Lyu Wei, Guo Yujuan, Peng Haiyan, Xie Nanyu, Gao Hongyi
Department of Pathology, Guangdong Women and Children Hospital, Guangzhou 511400, China.
Evid Based Complement Alternat Med. 2022 Aug 9;2022:5775971. doi: 10.1155/2022/5775971. eCollection 2022.
To analyze and discuss the influencing factors of sentinel lymph node metastasis in breast cancer.
A total of 469 breast cancer patients admitted in the Department of Pathology of Guangdong Women and Children Hospital from October 2016 to December 2021 were retrospectively analyzed. The general information, immunohistochemical expression, tumor molecular subtype, tumor size, histological grade, pathological type, and tumor location were collected and the relationship with sentinel lymph node metastasis was analyzed.

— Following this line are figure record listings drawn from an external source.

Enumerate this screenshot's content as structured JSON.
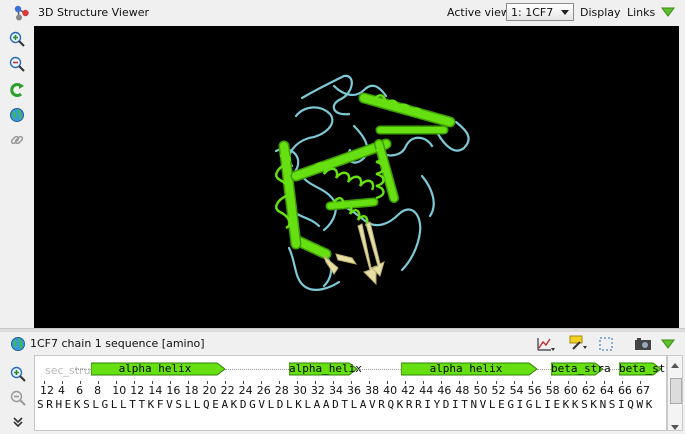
{
  "app": {
    "title": "3D Structure Viewer"
  },
  "header": {
    "active_view_label": "Active view:",
    "active_view_value": "1: 1CF7",
    "display_label": "Display",
    "links_label": "Links"
  },
  "left_toolbar": {
    "icons": [
      "zoom-in-icon",
      "zoom-out-icon",
      "rotate-reset-icon",
      "globe-icon",
      "link-icon"
    ]
  },
  "sequence_panel": {
    "title": "1CF7 chain 1 sequence [amino]",
    "track_label": "sec_stru",
    "ruler": [
      "12",
      "4",
      "6",
      "8",
      "10",
      "12",
      "14",
      "16",
      "18",
      "20",
      "22",
      "24",
      "26",
      "28",
      "30",
      "32",
      "34",
      "36",
      "38",
      "40",
      "42",
      "44",
      "46",
      "48",
      "50",
      "52",
      "54",
      "56",
      "58",
      "60",
      "62",
      "64",
      "66",
      "67"
    ],
    "sequence": "SRHEKSLGLLTTKFVSLLQEAKDGVLDLKLAADTLAVRQKRRIYDITNVLEGIGLIEKKSKNSIQWK",
    "features": [
      {
        "label": "alpha helix"
      },
      {
        "label": "alpha_helix"
      },
      {
        "label": "alpha helix"
      },
      {
        "label": "beta_stra"
      },
      {
        "label": "beta_st"
      }
    ]
  },
  "colors": {
    "helix": "#66e010",
    "helix_dark": "#3f9f06",
    "coil": "#7ec9d6",
    "strand": "#e8dfa4",
    "viewport_bg": "#000000"
  }
}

For patients with different age, Ki-67 and Human epidermal growth factor receptor-2 (HER-2) immunohistochemical expression level (invasive cancer), molecular subtype (invasive cancer), tumor size, histological grade (invasive cancer) and pathological type. The results of multivariate logistic regression analysis showed that the age was less than or equal to 40 years; the molecular subtype was Luminal B and HER-2 overexpression (invasive cancer); tumor was larger; the histological grade (invasive cancer) was higher; the pathological type was invasive carcinoma, there were independent risk factors for sentinel lymph node metastasis in breast cancer. The sentinel lymph node metastasis rates of invasive lobular carcinoma, invasive micropapillary carcinoma, and metaplastic carcinoma (all met the criteria for squamous cell carcinoma and histological grade III) were higher than 50% in special invasive carcinomas.
Age, expression level of Ki 67 and HER-2, molecular typing, tumor volume and histological grade are all high-risk factors related to sentinel lymph node metastasis of breast cancer. When one or more of the above factors are involved in an examination, pathologists should be more cautious in making a sentinel lymph node frozen diagnosis. By standardizing the sampling and increasing the number of frozen sections (slicing more frozen tissue layers), the section quality can be improved. This may be conducive to reducing the false negative rate and reducing the pain and risk of secondary surgery.
分析和探讨乳腺癌前哨淋巴结转移的影响因素。
回顾性分析2016年10月至2021年12月在广东省妇幼保健院病理科收治的469例乳腺癌患者。收集其一般资料、免疫组化表达、肿瘤分子亚型、肿瘤大小、组织学分级、病理类型及肿瘤部位,并分析其与前哨淋巴结转移的关系。
不同年龄、Ki-67和人表皮生长因子受体2(HER-2)免疫组化表达水平(浸润癌)、分子亚型(浸润癌)、肿瘤大小、组织学分级(浸润癌)及病理类型的患者。多因素logistic回归分析结果显示,年龄小于或等于40岁;分子亚型为Luminal B和HER-2过表达(浸润癌);肿瘤较大;组织学分级(浸润癌)较高;病理类型为浸润性癌,是乳腺癌前哨淋巴结转移的独立危险因素。特殊浸润性癌中,浸润性小叶癌、浸润性微乳头状癌和化生性癌(均符合鳞状细胞癌及组织学III级标准)的前哨淋巴结转移率均高于50%。
年龄、Ki-67和HER-2表达水平、分子分型、肿瘤体积及组织学分级均是与乳腺癌前哨淋巴结转移相关的高危因素。当检查涉及上述一项或多项因素时,病理科医生在进行前哨淋巴结冰冻诊断时应更加谨慎。通过规范取材并增加冰冻切片数量(多切几层冰冻组织),可提高切片质量。这可能有助于降低假阴性率,减少二次手术的痛苦和风险。